[Docs] Add auto-compact docs

nicklan · vkorukanti · commit a2357ebd6a90 · 2024-01-24T20:12:17.000-08:00
(Cherry-pick of 42dea93 to branch-3.1) Adding docs for auto-compact
diff --git a/docs/source/optimizations-oss.md b/docs/source/optimizations-oss.md
@@ -72,6 +72,28 @@ For Scala, Java, and Python API syntax details, see the [_](delta-apidoc.md).\
 
 Readers of Delta tables use snapshot isolation, which means that they are not interrupted when `OPTIMIZE` removes unnecessary files from the transaction log. `OPTIMIZE` makes no data related changes to the table, so a read before and after an `OPTIMIZE` has the same results. Performing `OPTIMIZE` on a table that is a streaming source does not affect any current or future streams that treat this table as a source. `OPTIMIZE` returns the file statistics (min, max, total, and so on) for the files removed and the files added by the operation.

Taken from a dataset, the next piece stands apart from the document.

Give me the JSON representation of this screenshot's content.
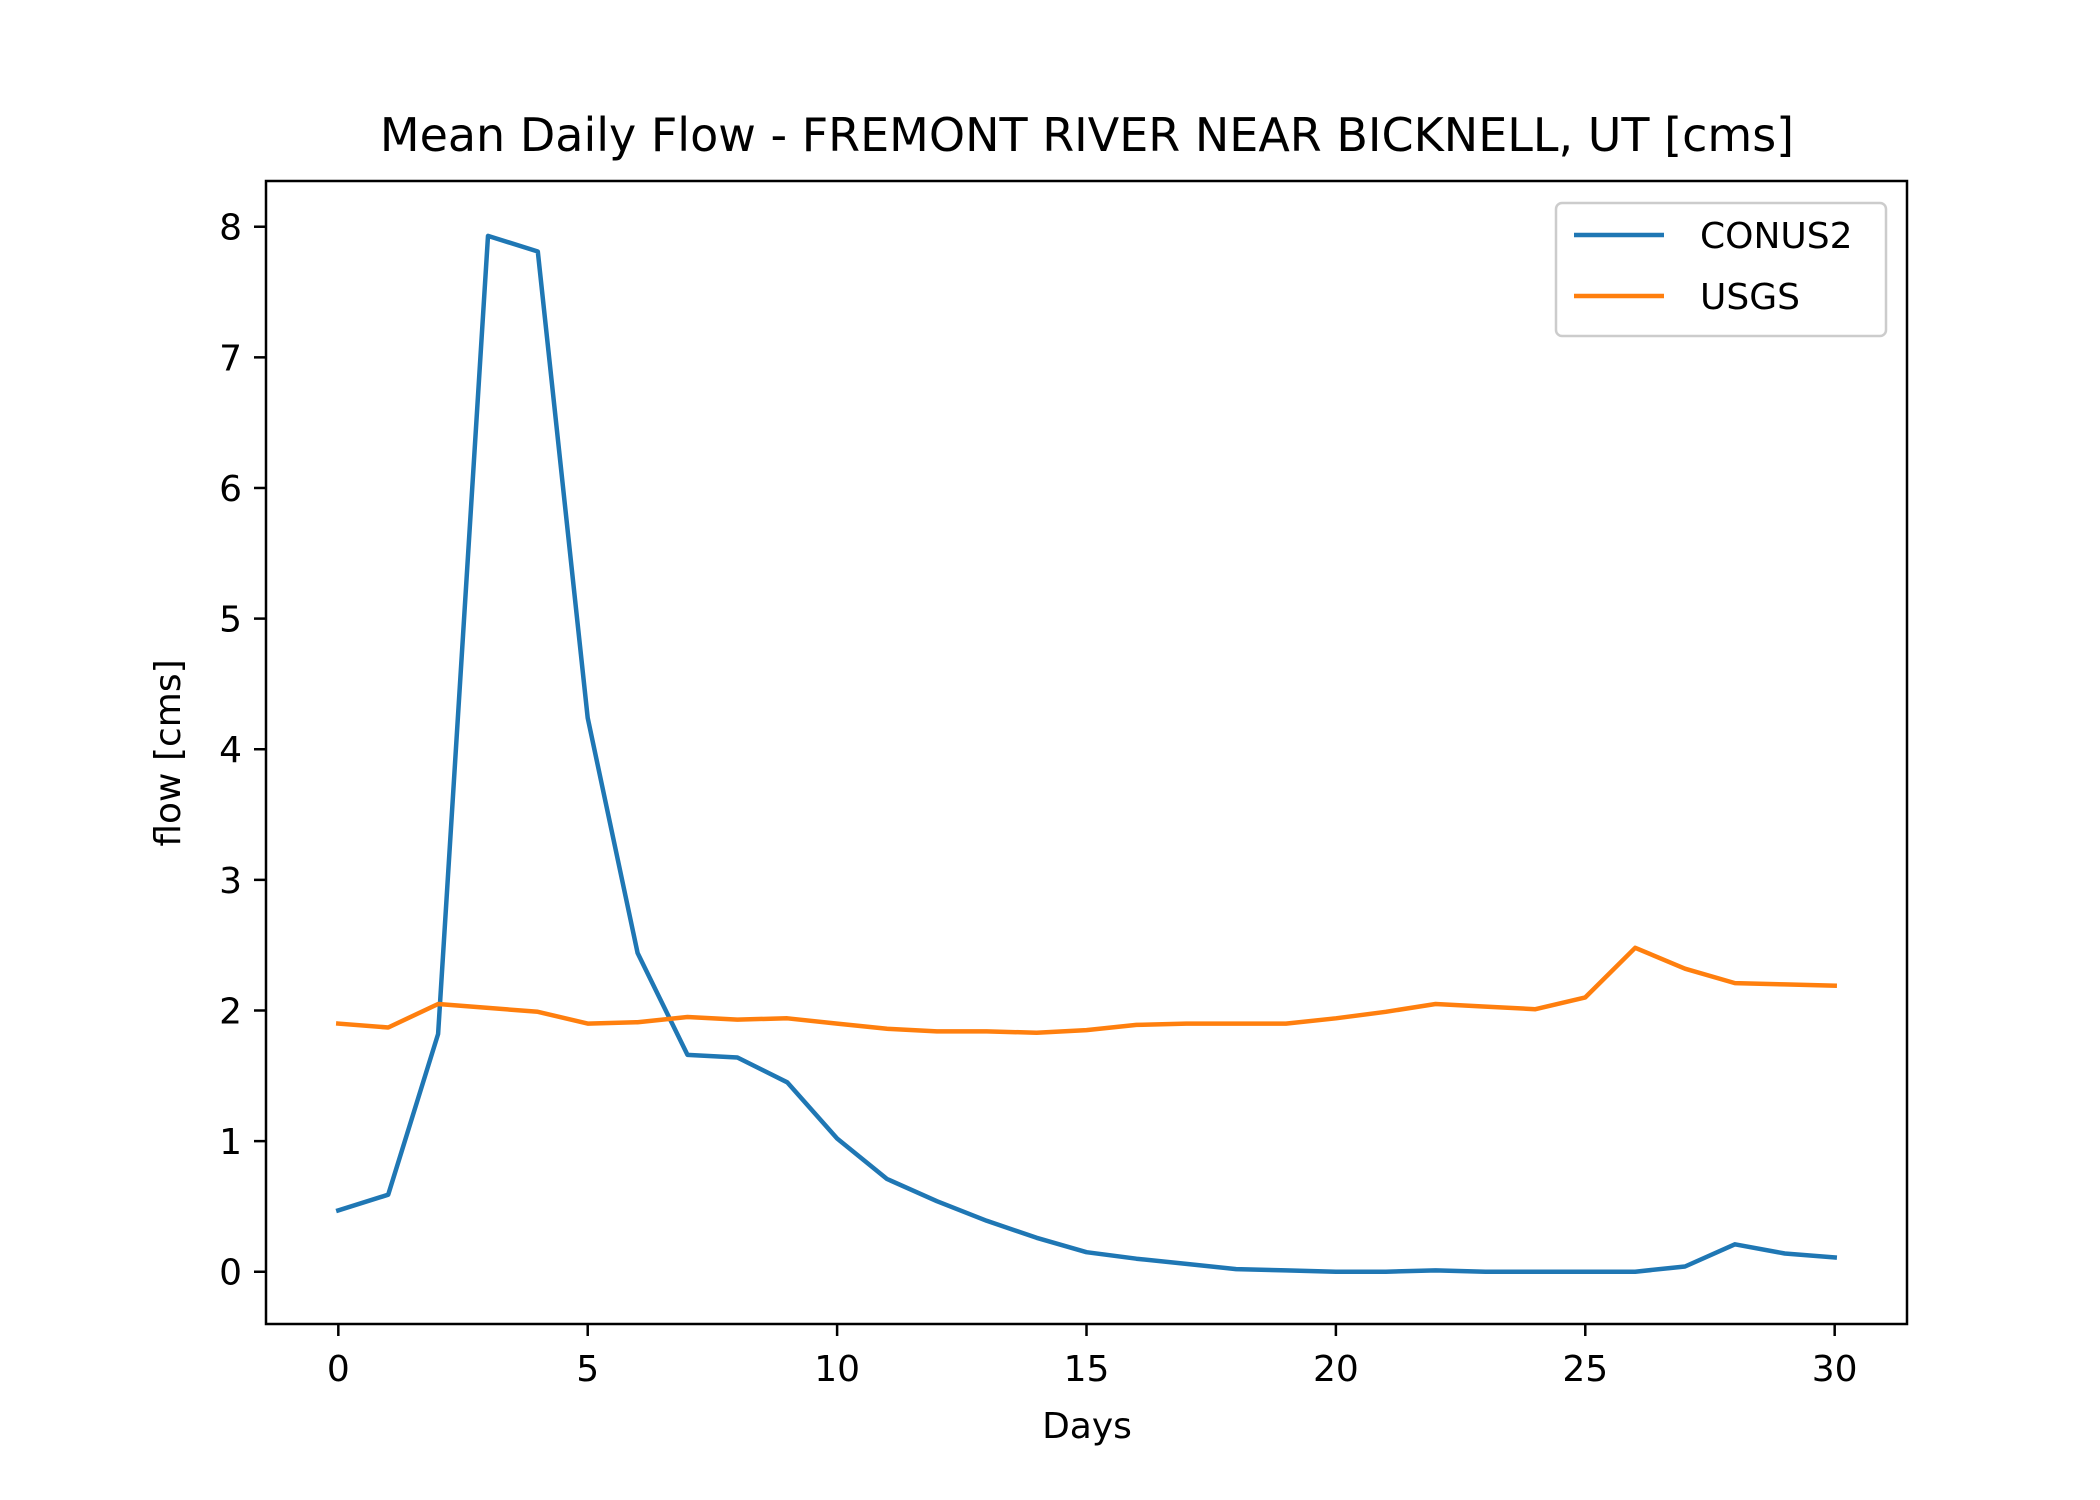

Optimize stats also contains the number of batches, and partitions optimized.
 
+## Auto compaction
+
+.. note:: This feature is available in <Delta> 3.1.0 and above.
+
+Auto compaction combines small files within Delta table partitions to automatically reduce small file problems. Auto compaction occurs after a write to a table has succeeded and runs synchronously on the cluster that has performed the write. Auto compaction only compacts files that haven't been compacted previously.
+
+You can control the output file size by setting the configuration `spark.databricks.delta.autoCompact.maxFileSize`.
+
+Auto compaction is only triggered for partitions or tables that have at least a certain number of small files. You can optionally change the minimum number of files required to trigger auto compaction by setting `spark.databricks.delta.autoCompact.minNumFiles`.
+
+Auto compaction can be enabled at the table or session level using the following settings:
+
+- Table property: `delta.autoOptimize.autoCompact`
+- SparkSession setting: `spark.databricks.delta.autoCompact.enabled`
+
+These settings accept the following options:
+
+| Options | Behavior |
+| --- | --- |
+| `true` | Enable auto compaction. By default will use 128 MB as the target file size. |
+| `false` | Turns off auto compaction. Can be set at the session level to override auto compaction for all Delta tables modified in the workload. |
+
 ## Data skipping
 
 .. note:: This feature is available in <Delta> 1.2.0 and above.